Stammcrew der „Gorch Fock“ weist Vorwürfe zurück
Ushuaia/Berlin (dpa) - Die Stammbesatzung des in die Kritik geratenen Marine-Segelschulschiffs „Gorch Fock“ hat nach Berichten mehrerer Medien in einem offenen Brief an Verteidigungsminister Karl-Theodor zu Guttenberg (CSU) fehlenden Rückhalt in der Bundeswehr beklagt.
Die vorläufige Absetzung von Kapitän Norbert Schatz durch Guttenberg wird darin als „Abservierung“ kritisiert. Auf der „Gorch Fock“ sollen Offiziersanwärter drangsaliert worden sein. Dies untersucht ein Ermittlerteam auf dem Schiff, das derzeit vor Argentinien liegt.
Der Leiter des Untersuchungsteams, Marineamtschef Horst-Dieter Kolletschke, sagte am Freitag: „Ich bin zuversichtlich, dass diese Untersuchung zu einem guten Ende kommen wird.“ Das Ermittlerteam mit insgesamt zehn Mitgliedern war am Vorabend an Bord des Dreimasters gegangen.
„Wir, die Stammbesatzung der „Gorch Fock“, fühlen uns sehr alleine gelassen“, heißt es in dem offenen Brief. „(...) Auch fehlte uns der Rückhalt unserer übergeordneten Dienststellen, welche sich zu keiner Zeit vor uns stellten oder sich nach unserem Befinden erkundigt haben.“ Die Authentizität des Briefes, aus dem „Spiegel online“, das „Hamburger Abendblatt“, die „Mitteldeutsche Zeitung“ und der Medienblog „Spiegelfechter“ berichteten, konnte von dpa nicht abschließend geklärt werden.
Die Anschuldigungen von Offiziersanwärtern seien bisher nicht bestätigt, heißt es in dem Schreiben weiter.
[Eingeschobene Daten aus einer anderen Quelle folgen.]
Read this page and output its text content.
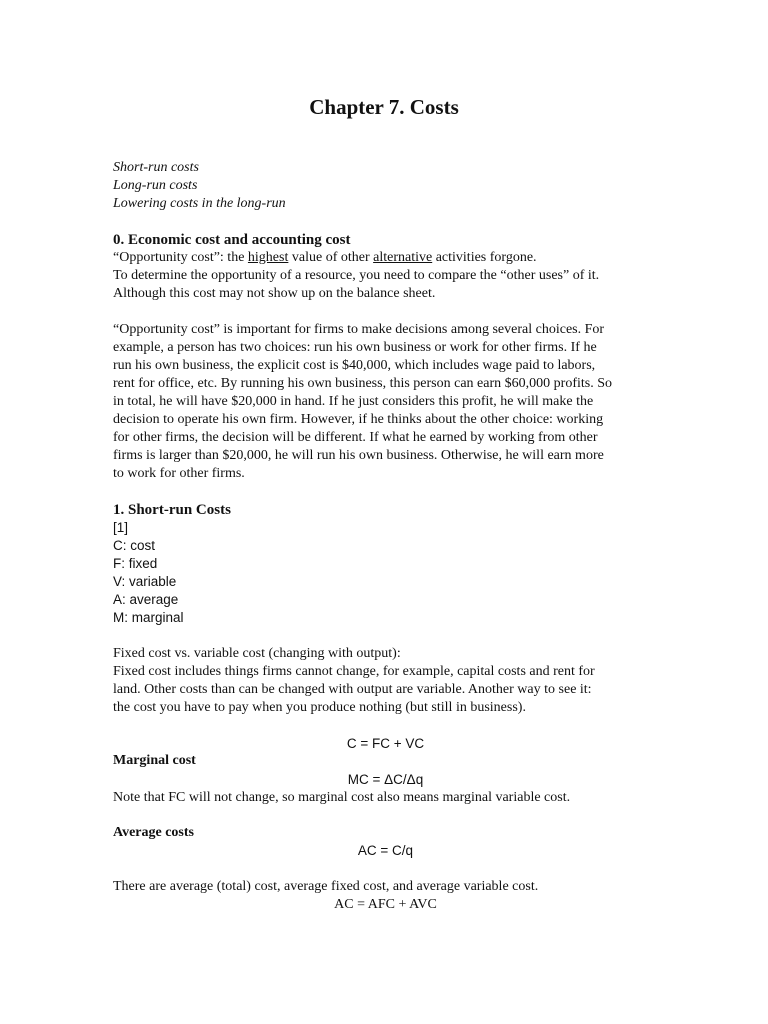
Chapter 7. Costs
Short-run costs
Long-run costs
Lowering costs in the long-run
0. Economic cost and accounting cost
“Opportunity cost”: the highest value of other alternative activities forgone.
To determine the opportunity of a resource, you need to compare the “other uses” of it.
Although this cost may not show up on the balance sheet.
“Opportunity cost” is important for firms to make decisions among several choices. For
example, a person has two choices: run his own business or work for other firms. If he
run his own business, the explicit cost is $40,000, which includes wage paid to labors,
rent for office, etc. By running his own business, this person can earn $60,000 profits. So
in total, he will have $20,000 in hand. If he just considers this profit, he will make the
decision to operate his own firm. However, if he thinks about the other choice: working
for other firms, the decision will be different. If what he earned by working from other
firms is larger than $20,000, he will run his own business. Otherwise, he will earn more
to work for other firms.
1. Short-run Costs
[1]
C: cost
F: fixed
V: variable
A: average
M: marginal
Fixed cost vs. variable cost (changing with output):
Fixed cost includes things firms cannot change, for example, capital costs and rent for
land. Other costs than can be changed with output are variable. Another way to see it:
the cost you have to pay when you produce nothing (but still in business).
C = FC + VC
Marginal cost
MC = ΔC/Δq
Note that FC will not change, so marginal cost also means marginal variable cost.
Average costs
AC = C/q
There are average (total) cost, average fixed cost, and average variable cost.
AC = AFC + AVC
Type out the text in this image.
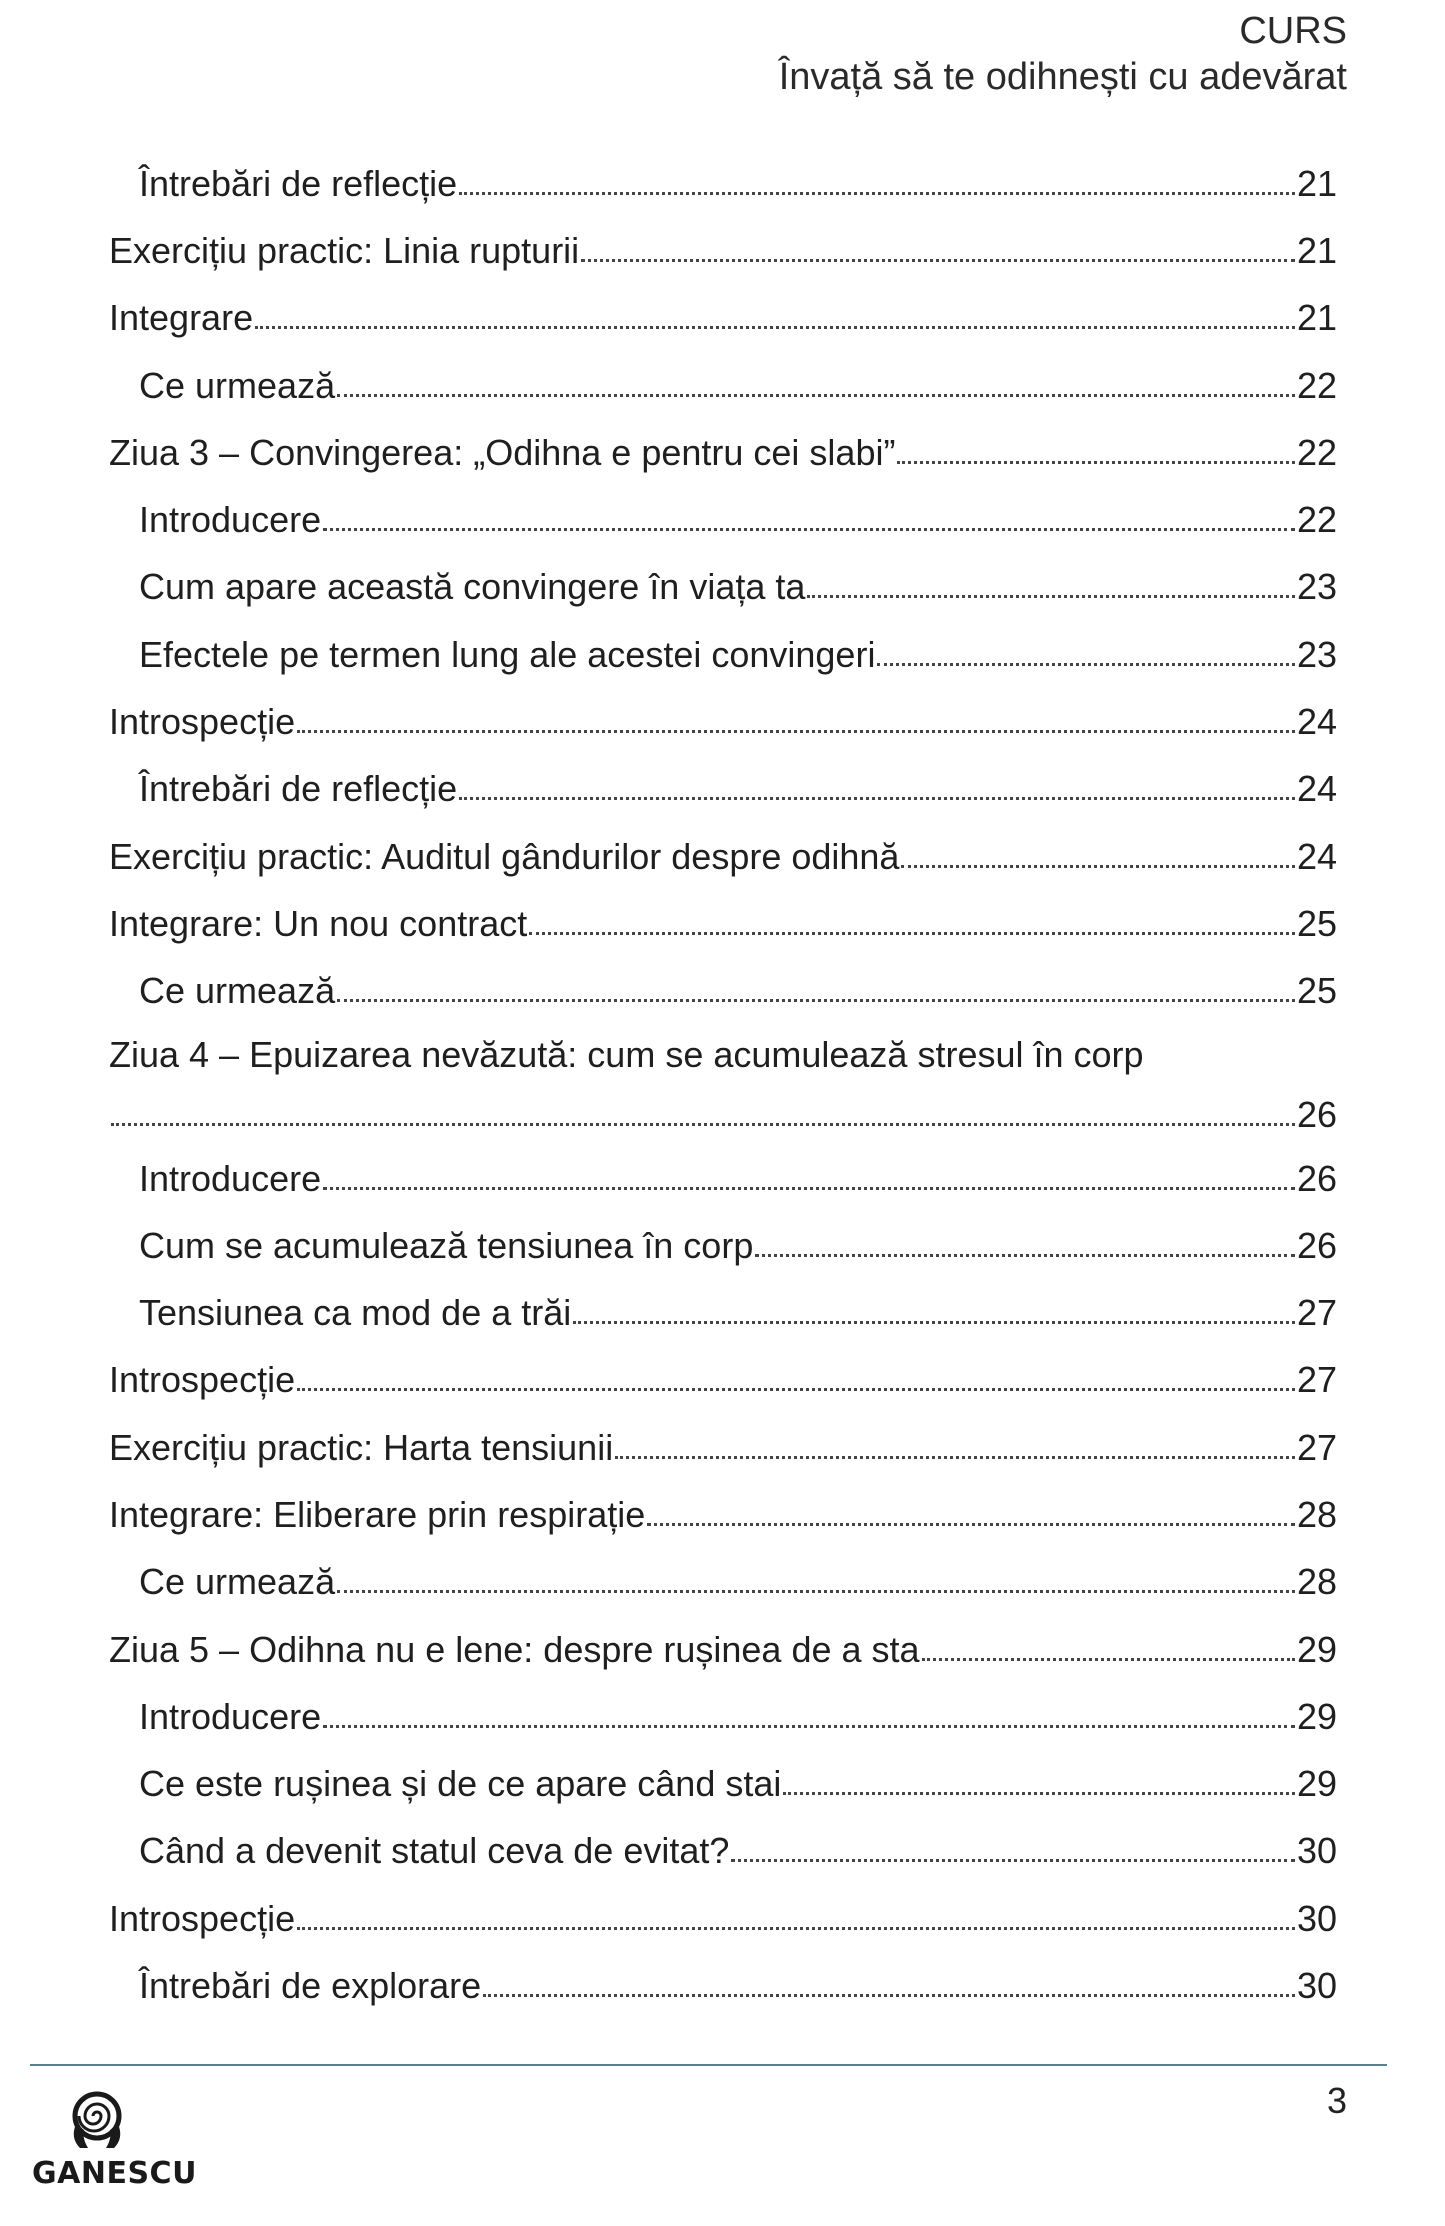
CURS
Învață să te odihnești cu adevărat
Întrebări de reflecție	21
Exercițiu practic: Linia rupturii	21
Integrare	21
Ce urmează	22
Ziua 3 – Convingerea: „Odihna e pentru cei slabi”	22
Introducere	22
Cum apare această convingere în viața ta	23
Efectele pe termen lung ale acestei convingeri	23
Introspecție	24
Întrebări de reflecție	24
Exercițiu practic: Auditul gândurilor despre odihnă	24
Integrare: Un nou contract	25
Ce urmează	25
Ziua 4 – Epuizarea nevăzută: cum se acumulează stresul în corp
26
Introducere	26
Cum se acumulează tensiunea în corp	26
Tensiunea ca mod de a trăi	27
Introspecție	27
Exercițiu practic: Harta tensiunii	27
Integrare: Eliberare prin respirație	28
Ce urmează	28
Ziua 5 – Odihna nu e lene: despre rușinea de a sta	29
Introducere	29
Ce este rușinea și de ce apare când stai	29
Când a devenit statul ceva de evitat?	30
Introspecție	30
Întrebări de explorare	30
GANESCU
3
Der Vorwurf, die Ausbilder seien Menschenschinder, sei Rufmord. Zu keiner Zeit sei „an Bord ein Soldat von einem anderen angefasst oder gar sexuell belästigt“ worden.
Aus dem Verteidigungsministerium hieß es am Freitagabend, der Brief sei noch nicht beim Minister in Berlin eingegangen. „Spiegel Online“ schrieb, Guttenberg habe der Brief per E-Mail beim Weltwirtschaftsforum in Davos erreicht.
„Ich habe den Brief aufmerksam gelesen und kann die aufgewühlten Gefühle nachvollziehen“, sagte er „Spiegel Online“. Die Soldaten würden schon bald eine Antwort erhalten. Es werde vor Abschluss der Ermittlungen keine Vorverurteilungen geben.
Konteradmiral Kolletschke sagte in der argentinischen Hafenstadt Ushuaia: „Ich habe den Auftrag, die Vorgänge und Vorwürfe zu untersuchen, die im Anschluss an den tödlichen Unfall im brasilianischen San Salvador do Bahia bekanntgeworden sind.“ Der Unfall selbst, bei dem eine 25-jährige Offiziersanwärterin nach dem Sturz aus der Takelage gestorben war, sei aber nicht Gegenstand seiner Ermittlungen.
Auf die Frage, ob der bisherige Kommandant Norbert Schatz sein Kommando schon an den ebenfalls nach Ushuaia gereisten früheren Kommandanten Michael Brühn übergeben habe, antwortete Kolletschke: „Es wird keinen Kommandowechsel geben. Der bisherige Kommandant (Schatz) ist lediglich für eine Zeit von seinen Pflichten entbunden.“
Er werde das Schiff verlassen, kurz bevor die „Gorch Fock“ am 30. Januar den Hafen von Ushuaia verlasse und die Weiterreise an der Pazifikküste Südamerikas unter der Führung von Brühn fortsetzen werde. Seit dem Unfall in Brasilien fährt das Schulschiff ohne Auszubildende.
Das Untersuchungsteam wird nach Angaben seines Leiters etwa 14 Tage an Bord bleiben und erst im nächsten Hafen im chilenischen Valparaiso von Bord gehen. Das Segelschulschiff werde dann durch den Panama-Kanal in die Karibik fahren und von dort aus nach Deutschland zurückkehren, wo es Ende April oder Anfang Mai eintreffen werde.